I'm also curious to know if it's possible to generalize this theorem this way:
Prove that the equation [itex]x^k \equiv 1 (mod n)[/itex] has exactly k solutions if [itex]k|\varphi(n)[/itex] where [itex]\varphi(n)[/itex] indicates the Euler's totient function.
Homework Equations
The Attempt at a Solution
Well, this is what I've done so far, but at some point I couldn't progressed any futher:
Consider the polynomial xk-1. By a theorem we know that this polynomial would have k solutions at the maximum because its degree is k. Now, since k|p-1, there exists an integer number t such that: kt=p-1. we'll have:
[itex] x^{p-1} - 1 = x^{kt} -1 = (x^k - 1)(x^{k(t-1)} + x^{k(t-2)} + ... + x^k + 1)[/itex]

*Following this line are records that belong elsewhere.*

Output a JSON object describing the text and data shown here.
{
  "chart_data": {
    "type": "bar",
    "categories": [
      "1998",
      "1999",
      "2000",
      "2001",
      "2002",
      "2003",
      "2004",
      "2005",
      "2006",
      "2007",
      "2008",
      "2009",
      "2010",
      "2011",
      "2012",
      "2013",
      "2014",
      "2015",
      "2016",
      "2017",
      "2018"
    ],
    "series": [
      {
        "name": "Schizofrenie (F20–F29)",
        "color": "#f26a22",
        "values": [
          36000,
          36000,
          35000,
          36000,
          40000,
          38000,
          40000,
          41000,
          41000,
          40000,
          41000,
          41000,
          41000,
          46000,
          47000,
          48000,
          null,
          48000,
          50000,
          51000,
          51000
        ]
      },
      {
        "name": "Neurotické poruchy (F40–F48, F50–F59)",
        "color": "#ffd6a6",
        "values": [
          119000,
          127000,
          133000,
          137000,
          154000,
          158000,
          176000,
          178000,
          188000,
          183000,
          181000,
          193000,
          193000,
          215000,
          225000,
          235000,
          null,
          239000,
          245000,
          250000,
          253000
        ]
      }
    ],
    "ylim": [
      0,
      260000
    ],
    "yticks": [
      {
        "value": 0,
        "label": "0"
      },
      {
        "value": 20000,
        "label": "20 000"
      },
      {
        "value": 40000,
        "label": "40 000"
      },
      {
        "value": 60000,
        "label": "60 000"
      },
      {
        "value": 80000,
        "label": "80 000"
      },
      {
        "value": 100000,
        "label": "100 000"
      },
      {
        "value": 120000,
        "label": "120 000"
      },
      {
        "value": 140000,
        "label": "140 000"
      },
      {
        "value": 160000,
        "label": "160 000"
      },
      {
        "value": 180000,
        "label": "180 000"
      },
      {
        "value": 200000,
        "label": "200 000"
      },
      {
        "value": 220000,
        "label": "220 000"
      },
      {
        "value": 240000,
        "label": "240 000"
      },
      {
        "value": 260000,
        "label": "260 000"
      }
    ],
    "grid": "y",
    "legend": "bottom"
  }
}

well, since p is a prime number, by Euler's theorem (or Fermat's little theorem to be more precise) we know that [itex] x^{p-1} - 1 \equiv 0 (mod p)[/itex] would have exactly p-1 solutions (since all the numbers from 1 to p-1 would be prime relative to p).
now we'll have:
[itex] x^{p-1} - 1 \equiv 0 (mod p)[/itex]
[itex] x^{kt} -1 = (x^k - 1)(x^{k(t-1)} + x^{k(t-2)} + ... + x^k + 1) \equiv 0 (mod p)[/itex]
[itex] p | (x^k - 1)(x^{k(t-1)} + x^{k(t-2)} + ... + x^k + 1) [/itex]
since p is prime, p divides [itex]x^k -1[/itex] or [itex]x^{k(t-1)} + x^{k(t-2)} + ... + x^k + 1[/itex], therefore:
[itex] x^k - 1 \equiv 0 (mod p)[/itex]
[itex] x^{k(t-1)} + x^{k(t-2)} + ... + x^k + 1 \equiv 0 (mod p)[/itex]
Now this is where I'm stuck. I don't know how to go further. I'm not sure if what I've done is useful to conclude anything either.
Any helps would be appreciated.